Edgar Morin : C'était le sabra, c'était l'homme qui colonise la
terre, c'était le mythe d'un peuple « sans terre pour une terre sans
peuple » qui faisait pousser les fleurs dans le désert, c'était un
peuple de combattants héroïques ; il y avait cette image
merveilleuse du Juif qui avait éliminé l'image du petit juif
craintif de ghetto. Et quand, un peu plus tard, on se rend compte
que ces mêmes gens envoient des missiles pour liquider des militants
du Hamas, réels ou supposés, détruisent des agglomérations - comme
Jenin en 2002 - font toutes ces opérations militaires répressives,
cela touche l'image de « soi » ; l'image de beaucoup de Juifs qui ne
peuvent pas se reconnaître dans cette image. L'image dans laquelle
ils se reconnaissent est, je suis le martyr d'Auschwitz, je suis le
bel Israélien qui fertilise une terre. Voilà. Donc quand cette image
de « soi » est altérée d'une façon aussi dramatique, ils se mettent
également à haïr tous ceux qui, par la critique d'Israël, détruisent
l'image de « soi ». Pourquoi pendant longtemps « ils » n'ont pas
voulu appeler les Palestiniens les Palestiniens ? Parce que
c'étaient des Arabes ! Même Golda Meir disait d'eux que c'étaient «
des bêtes ». Ils n'ont pas même voulu leur donner d'identité. C'est
l'Organisation de libération de la Palestine (OLP,) avec Arafat, qui
a fini par faire reconnaître au monde la notion de Palestinien et a
fini par la faire reconnaître in extremis au gouvernement israélien.
Demeure que l'idée que les Palestiniens puissent exister dans une
terre qui était soi disant « sans peuple » est une idée qui les
offense ; les Palestiniens sont vus comme des parasites. Donc voilà
comment tout ceci s'est créé. Malheureusement tout cela - qui est
compréhensible - est tout à fait lamentable.
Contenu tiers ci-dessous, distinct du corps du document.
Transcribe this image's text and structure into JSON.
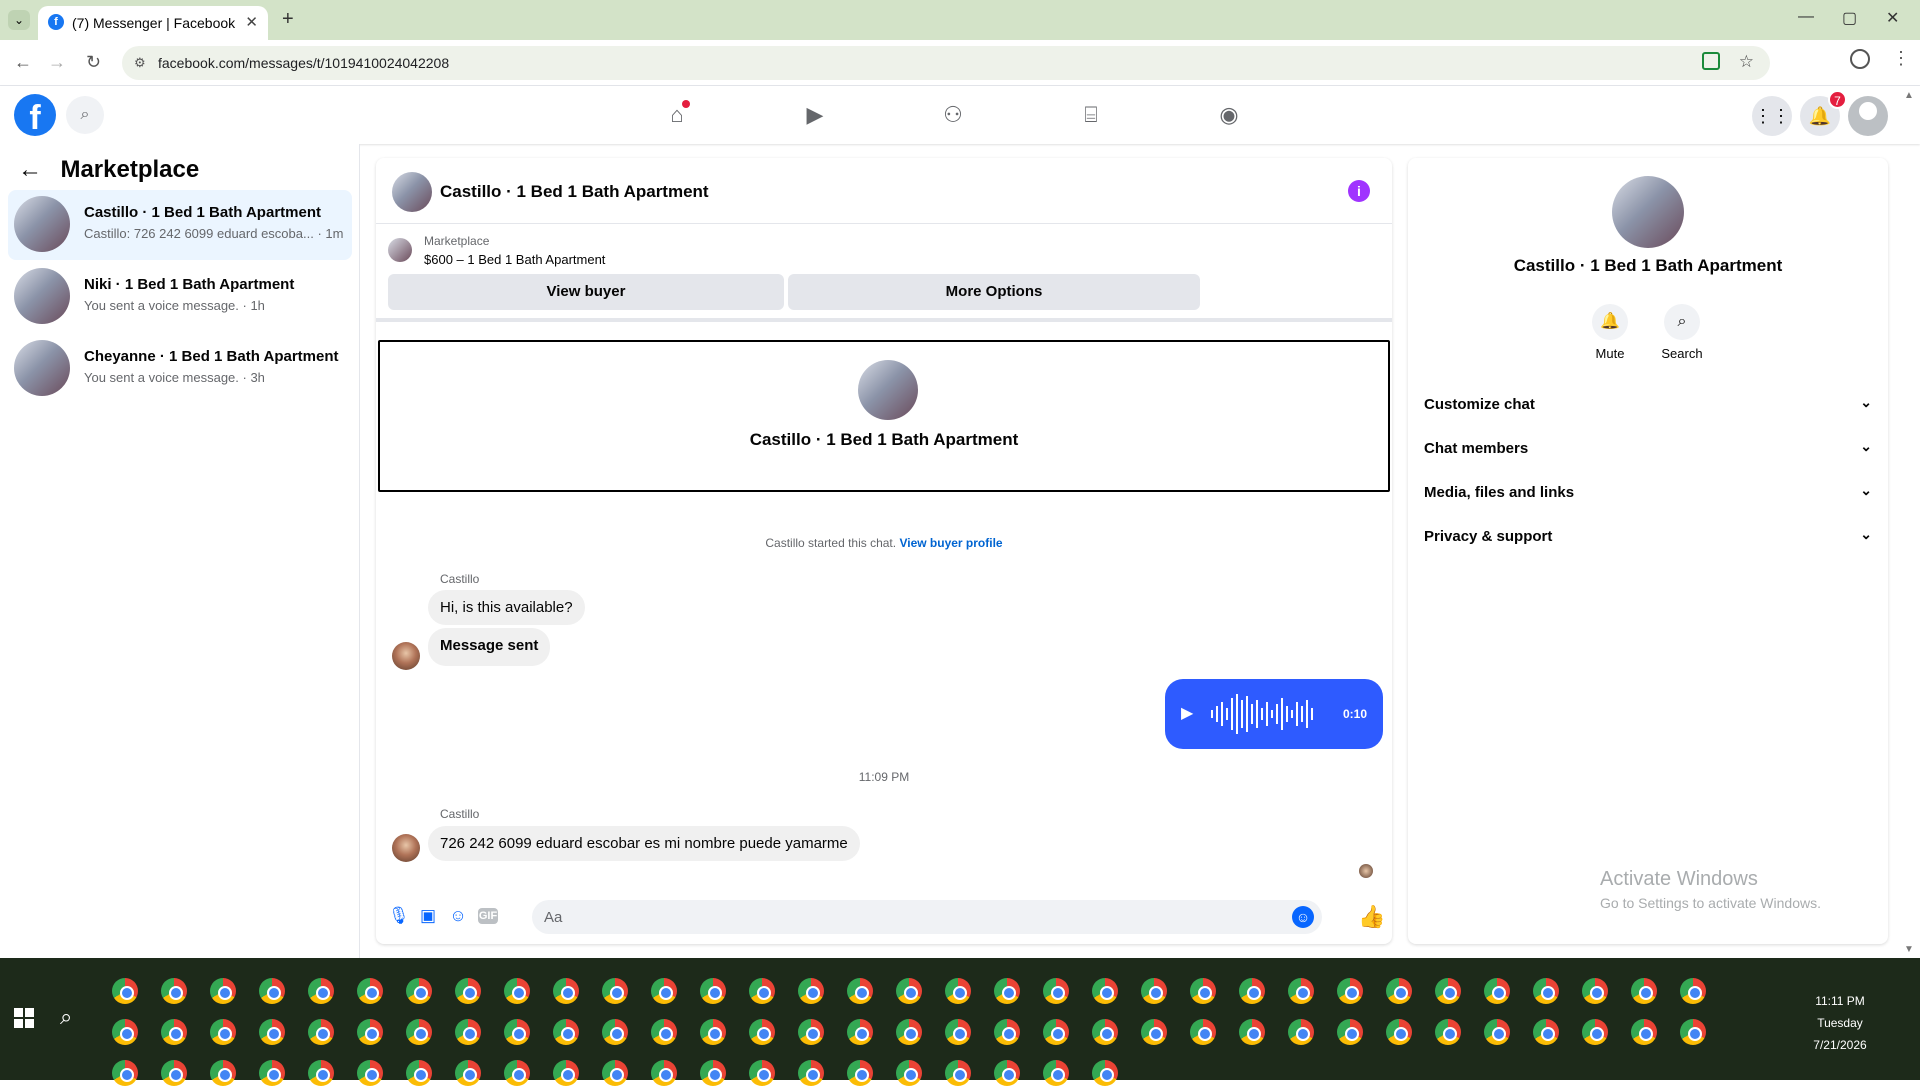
{
  "browser": {
    "tab_title": "(7) Messenger | Facebook",
    "tab_close": "✕",
    "new_tab": "+",
    "url": "facebook.com/messages/t/1019410024042208",
    "back": "←",
    "forward": "→",
    "reload": "↻",
    "minimize": "—",
    "maximize": "▢",
    "close": "✕"
  },
  "fb_header": {
    "logo": "f",
    "notifications_count": "7",
    "nav_icons": [
      "home-icon",
      "video-icon",
      "friends-icon",
      "marketplace-icon",
      "gaming-icon"
    ]
  },
  "sidebar": {
    "back": "←",
    "title": "Marketplace",
    "conversations": [
      {
        "name": "Castillo · 1 Bed 1 Bath Apartment",
        "preview": "Castillo: 726 242 6099 eduard escoba... · 1m",
        "active": true
      },
      {
        "name": "Niki · 1 Bed 1 Bath Apartment",
        "preview": "You sent a voice message. · 1h",
        "active": false
      },
      {
        "name": "Cheyanne · 1 Bed 1 Bath Apartment",
        "preview": "You sent a voice message. · 3h",
        "active": false
      }
    ]
  },
  "chat": {
    "title": "Castillo · 1 Bed 1 Bath Apartment",
    "info_icon": "i",
    "marketplace": {
      "label": "Marketplace",
      "listing": "$600 – 1 Bed 1 Bath Apartment",
      "view_buyer": "View buyer",
      "more_options": "More Options"
    },
    "intro_name": "Castillo · 1 Bed 1 Bath Apartment",
    "started_text": "Castillo started this chat.",
    "started_link": "View buyer profile",
    "messages": [
      {
        "sender": "Castillo",
        "text": "Hi, is this available?"
      },
      {
        "text": "Message sent"
      },
      {
        "text": "726 242 6099 eduard escobar es mi nombre puede yamarme"
      }
    ],
    "voice": {
      "play": "▶",
      "duration": "0:10"
    },
    "timestamp": "11:09 PM",
    "sender2": "Castillo",
    "composer_placeholder": "Aa"
  },
  "right_panel": {
    "name": "Castillo · 1 Bed 1 Bath Apartment",
    "mute": "Mute",
    "search": "Search",
    "rows": [
      "Customize chat",
      "Chat members",
      "Media, files and links",
      "Privacy & support"
    ]
  },
  "watermark": {
    "line1": "Activate Windows",
    "line2": "Go to Settings to activate Windows."
  },
  "taskbar": {
    "time": "11:11 PM",
    "day": "Tuesday",
    "date": "7/21/2026"
  },
  "colors": {
    "accent": "#0866ff",
    "voice": "#2e5bff",
    "active_bg": "#ebf5ff"
  }
}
Silvia Cattori : Les autorités politiques en Europe, n'ont-elles pas
favorisé ce climat délétère pour avoir été trop à l'écoute
d'institutions qui poursuivent des intérêts particuliers ?

Edgar Morin : Je crois que ces campagnes, menées par le CRIF et
quelques autres organismes communautaires, ont fait en sorte que le
gouvernement et le pouvoir ont quasiment capitulé. En disant qu'ils
combattaient le racisme ils ont surtout voulu combattre
l'antisémitisme. Ils ont oublié les autres racismes, et pas
seulement à l'égard des Arabes, mais des Tziganes, etc. Je crois que
c'est également l'importance politique de la minorité juive en
France - il y a bien une minorité islamique plus importante en
nombre mais moins influente politiquement - qui amène le
gouvernement à aller plus ou moins au devant de ses désirs. Les
responsables du CRIF se sont même permis de critiquer la politique
internationale de la France sans que le gouvernement ait quoi que ce
soit à redire.

Silvia Cattori : Cette soumission ne peut qu'encourager les
demandes ?

Edgar Morin : Oui. Ils se sentent encouragés par tant d'attentions.
Et en arriver à ce que la commémoration d'Auschwitz soit centrée
uniquement sur les Juifs, alors que nous savons fort bien qu'il y
avait aussi d'autres victimes. Et que, parmi les victimes de la
répression nazie, il y a eu environ deux millions et demi de
prisonniers de guerre soviétiques qui sont morts dans les camps.
Nous savons que la répression était avant tout concentrée sur les
Juifs ; mais elle s'est aussi portée sur les Tziganes, sur les
débiles mentaux. Nous savons que cette répression aurait frappé
massivement les Slaves aussi, si Hitler avait gagné la guerre. Tout
ceci, qui s'est pareillement concentré sur les Juifs - comme s'ils
étaient les uniques victimes de l'humanité - a provoqué le choc en
retour. Les noirs ont fini par dire « Et nous, et cinq siècles
d'esclavages et de traite des noirs ? » Et les Algériens « Et la
guerre d'Algérie, et ce que les Français nous ont fait » ? Je trouve
que c'est très justement que tous ceux qui ont souffert, de ce que
l'on peut appeler la barbarie européenne, disent maintenant « Il ne
faut pas nous oublier ! Il n'y a pas que les Juifs au monde » !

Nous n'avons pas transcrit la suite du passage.